Liz Ramage was ahead of her time. With others, she built the South Sydney community. As a young woman, she was part of a disparate group of church-people who formed the South Sydney United Parish – ahead of the Australia‑wide Uniting Church. The group also worked for the founding of South Sydney Community Aid. In this way, South Sydney was established as a community, rather than a disparate collection of villages, which it was, and to which it is, maybe, now returning reports Barrie McMahon in the May 2012 edition of The South Sydney Herald.

In later years, she was, with Edna Turvey, the power behind the Arts & Crafts Exhibitions, part of South Sydney Festivals. Also with Edna she ran the Darlington Recycling Group which collected paper, glass and metal, until the councils got the message. The group also published the notorious Neighbourhood Witch, that, in its way, anticipated Trevor Davies’ Chippo-Politics Newsletter which grew into the South Sydney Herald. In her retirement, she worked at The Bower recycling centre in Addison Road.

Liz was also a friend of Aborigines. Over the years she lived in three houses on Caroline Street, facing The Block. She said of her friends: “Some are community leaders, some just survivors, and some at the bottom of the heap.”

When apartheid was rife in South Africa, a public campaign against it by the Rev. Dorothy McRae-McMahon of the Pitt Street Uniting Church (now an editor of the SSH), led to her persecution by National Action. Their campaign included, at its less violent end, much racist graffiti, particularly around railway stations. Liz Ramage led the team that painted out the graffiti.

The authorities of the day could not see the difference between their sin in allowing the racist graffiti to remain and Liz’s virtue in removing it.

Liz was born and educated in New Zealand.

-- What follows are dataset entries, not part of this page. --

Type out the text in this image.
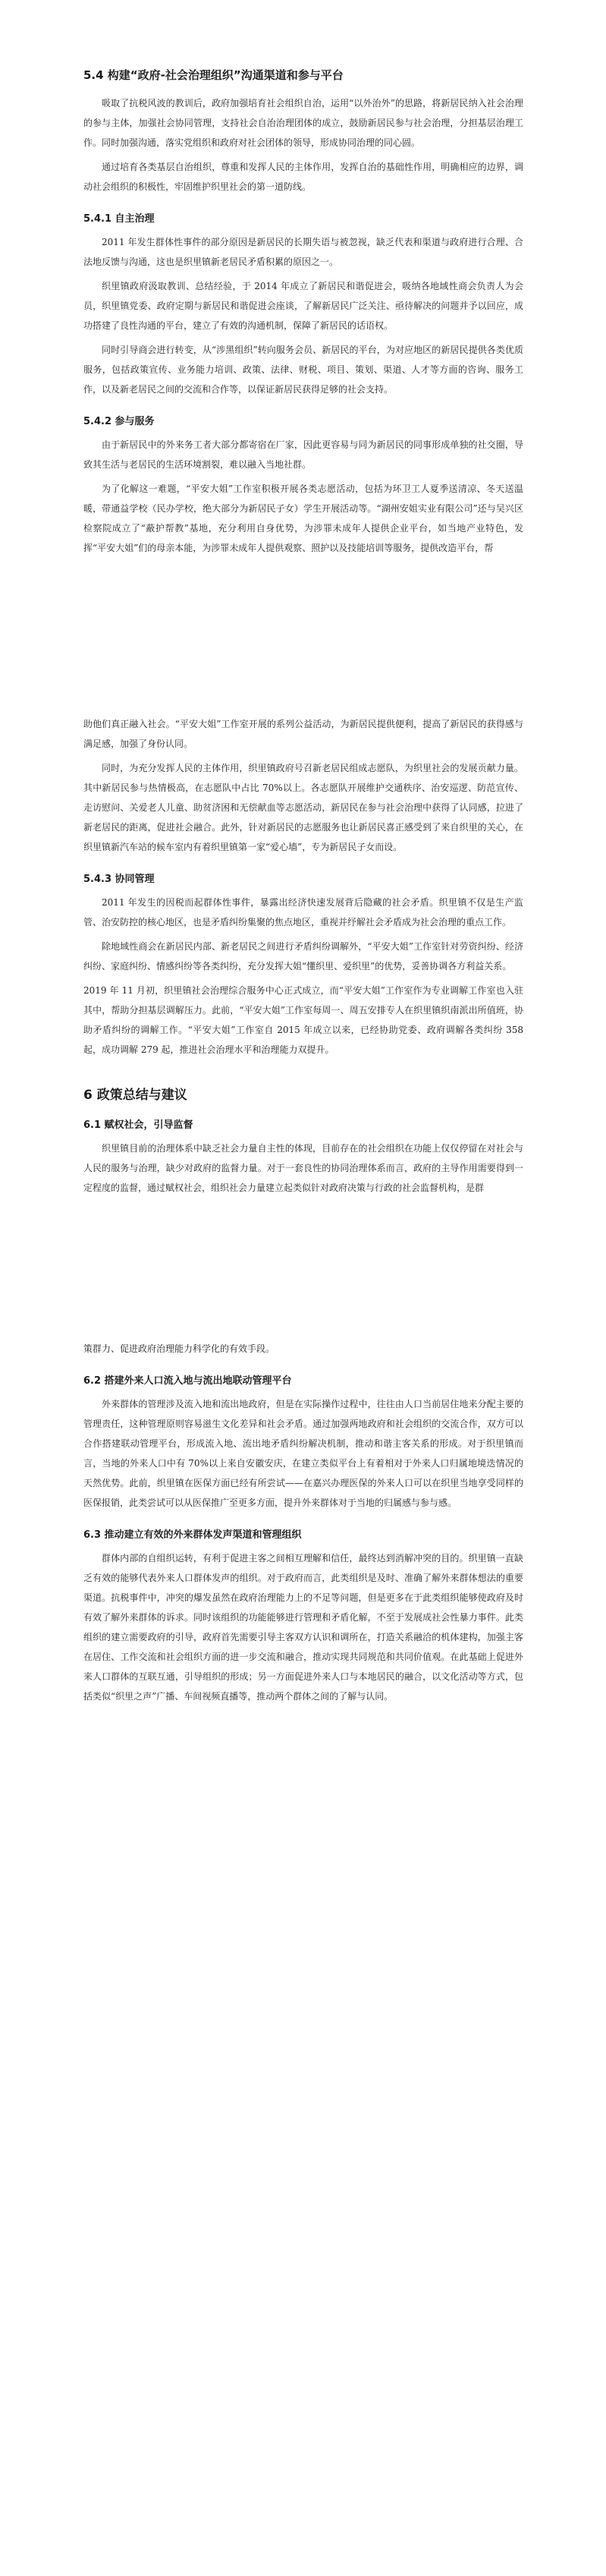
5.4 构建“政府-社会治理组织”沟通渠道和参与平台

吸取了抗税风波的教训后，政府加强培育社会组织自治，运用“以外治外”的思路，将新居民纳入社会治理的参与主体，加强社会协同管理，支持社会自治治理团体的成立，鼓励新居民参与社会治理，分担基层治理工作。同时加强沟通，落实党组织和政府对社会团体的领导，形成协同治理的同心圆。

通过培育各类基层自治组织，尊重和发挥人民的主体作用，发挥自治的基础性作用，明确相应的边界，调动社会组织的积极性，牢固维护织里社会的第一道防线。

5.4.1 自主治理

2011 年发生群体性事件的部分原因是新居民的长期失语与被忽视，缺乏代表和渠道与政府进行合理、合法地反馈与沟通，这也是织里镇新老居民矛盾积累的原因之一。

织里镇政府汲取教训、总结经验，于 2014 年成立了新居民和谐促进会，吸纳各地域性商会负责人为会员，织里镇党委、政府定期与新居民和谐促进会座谈，了解新居民广泛关注、亟待解决的问题并予以回应，成功搭建了良性沟通的平台，建立了有效的沟通机制，保障了新居民的话语权。

同时引导商会进行转变，从“涉黑组织”转向服务会员、新居民的平台，为对应地区的新居民提供各类优质服务，包括政策宣传、业务能力培训、政策、法律、财税、项目、策划、渠道、人才等方面的咨询、服务工作，以及新老居民之间的交流和合作等，以保证新居民获得足够的社会支持。

5.4.2 参与服务

由于新居民中的外来务工者大部分都寄宿在厂家，因此更容易与同为新居民的同事形成单独的社交圈，导致其生活与老居民的生活环境割裂，难以融入当地社群。

为了化解这一难题，“平安大姐”工作室积极开展各类志愿活动，包括为环卫工人夏季送清凉、冬天送温暖，带通益学校（民办学校，绝大部分为新居民子女）学生开展活动等。“湖州安姐实业有限公司”还与吴兴区检察院成立了“蔽护帮教”基地，充分利用自身优势，为涉罪未成年人提供企业平台，如当地产业特色，发挥“平安大姐”们的母亲本能，为涉罪未成年人提供观察、照护以及技能培训等服务，提供改造平台，帮

助他们真正融入社会。“平安大姐”工作室开展的系列公益活动，为新居民提供便利，提高了新居民的获得感与满足感，加强了身份认同。

同时，为充分发挥人民的主体作用，织里镇政府号召新老居民组成志愿队，为织里社会的发展贡献力量。其中新居民参与热情极高，在志愿队中占比 70%以上。各志愿队开展维护交通秩序、治安巡逻、防范宣传、走访慰问、关爱老人儿童、助贫济困和无偿献血等志愿活动，新居民在参与社会治理中获得了认同感，拉进了新老居民的距离，促进社会融合。此外，针对新居民的志愿服务也让新居民喜正感受到了来自织里的关心，在织里镇新汽车站的候车室内有着织里镇第一家“爱心墙”，专为新居民子女而设。

5.4.3 协同管理

2011 年发生的因税而起群体性事件，暴露出经济快速发展背后隐藏的社会矛盾。织里镇不仅是生产监管、治安防控的核心地区，也是矛盾纠纷集聚的焦点地区，重视并纾解社会矛盾成为社会治理的重点工作。

除地域性商会在新居民内部、新老居民之间进行矛盾纠纷调解外，“平安大姐”工作室针对劳资纠纷、经济纠纷、家庭纠纷、情感纠纷等各类纠纷，充分发挥大姐“懂织里、爱织里”的优势，妥善协调各方利益关系。

2019 年 11 月初，织里镇社会治理综合服务中心正式成立，而“平安大姐”工作室作为专业调解工作室也入驻其中，帮助分担基层调解压力。此前，“平安大姐”工作室每周一、周五安排专人在织里镇织南派出所值班，协助矛盾纠纷的调解工作。“平安大姐”工作室自 2015 年成立以来，已经协助党委、政府调解各类纠纷 358 起，成功调解 279 起，推进社会治理水平和治理能力双提升。

6 政策总结与建议
6.1 赋权社会，引导监督

织里镇目前的治理体系中缺乏社会力量自主性的体现，目前存在的社会组织在功能上仅仅停留在对社会与人民的服务与治理，缺少对政府的监督力量。对于一套良性的协同治理体系而言，政府的主导作用需要得到一定程度的监督，通过赋权社会，组织社会力量建立起类似针对政府决策与行政的社会监督机构，是群

策群力、促进政府治理能力科学化的有效手段。

6.2 搭建外来人口流入地与流出地联动管理平台

外来群体的管理涉及流入地和流出地政府，但是在实际操作过程中，往往由人口当前居住地来分配主要的管理责任，这种管理原则容易滋生文化差异和社会矛盾。通过加强两地政府和社会组织的交流合作，双方可以合作搭建联动管理平台，形成流入地、流出地矛盾纠纷解决机制，推动和谐主客关系的形成。对于织里镇而言，当地的外来人口中有 70%以上来自安徽安庆，在建立类似平台上有着相对于外来人口归属地境迭情况的天然优势。此前，织里镇在医保方面已经有所尝试——在嘉兴办理医保的外来人口可以在织里当地享受同样的医保报销，此类尝试可以从医保推广至更多方面，提升外来群体对于当地的归属感与参与感。

6.3 推动建立有效的外来群体发声渠道和管理组织

群体内部的自组织运转，有利于促进主客之间相互理解和信任，最终达到消解冲突的目的。织里镇一直缺乏有效的能够代表外来人口群体发声的组织。对于政府而言，此类组织是及时、准确了解外来群体想法的重要渠道。抗税事件中，冲突的爆发虽然在政府治理能力上的不足等问题，但是更多在于此类组织能够使政府及时有效了解外来群体的诉求。同时该组织的功能能够进行管理和矛盾化解，不至于发展成社会性暴力事件。此类组织的建立需要政府的引导，政府首先需要引导主客双方认识和调所在，打造关系融洽的机体建构，加强主客在居住、工作交流和社会组织方面的进一步交流和融合，推动实现共同规范和共同价值观。在此基础上促进外来人口群体的互联互通，引导组织的形成；另一方面促进外来人口与本地居民的融合，以文化活动等方式，包括类似“织里之声”广播、车间视频直播等，推动两个群体之间的了解与认同。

As Dr Elizabeth Aitken she worked as a medical officer in the NSW Health Department. She retired early so that she could (in her words) “meet other people on the level”. She is survived by a son, Ian, and his extended family in Cambodia, and her extended family in Victoria and New Zealand.

Lizzie spoke from the coffin at her Pitt Street Uniting Church funeral. We read aloud an affirmation of faith (creed) written by Liz. The concluding verses are:

We believe in the Church – human, fallible, often lost – but keeping the story alive. The story of the In-the-beginning word, the Jesus of history, the living Christ of now and forever. We believe that when the story is truly told – the hungry are fed, the dumb sing, the blind see. And the prisoners go free.

She also spoke through her son, Ian, who read a long letter Liz wrote to the Rev. Bill Crews with detailed instruction on improving his fund-raising.

Predictably, Liz’s coffin was made from recycled cardboard, and we had the opportunity to scrawl farewell messages on it.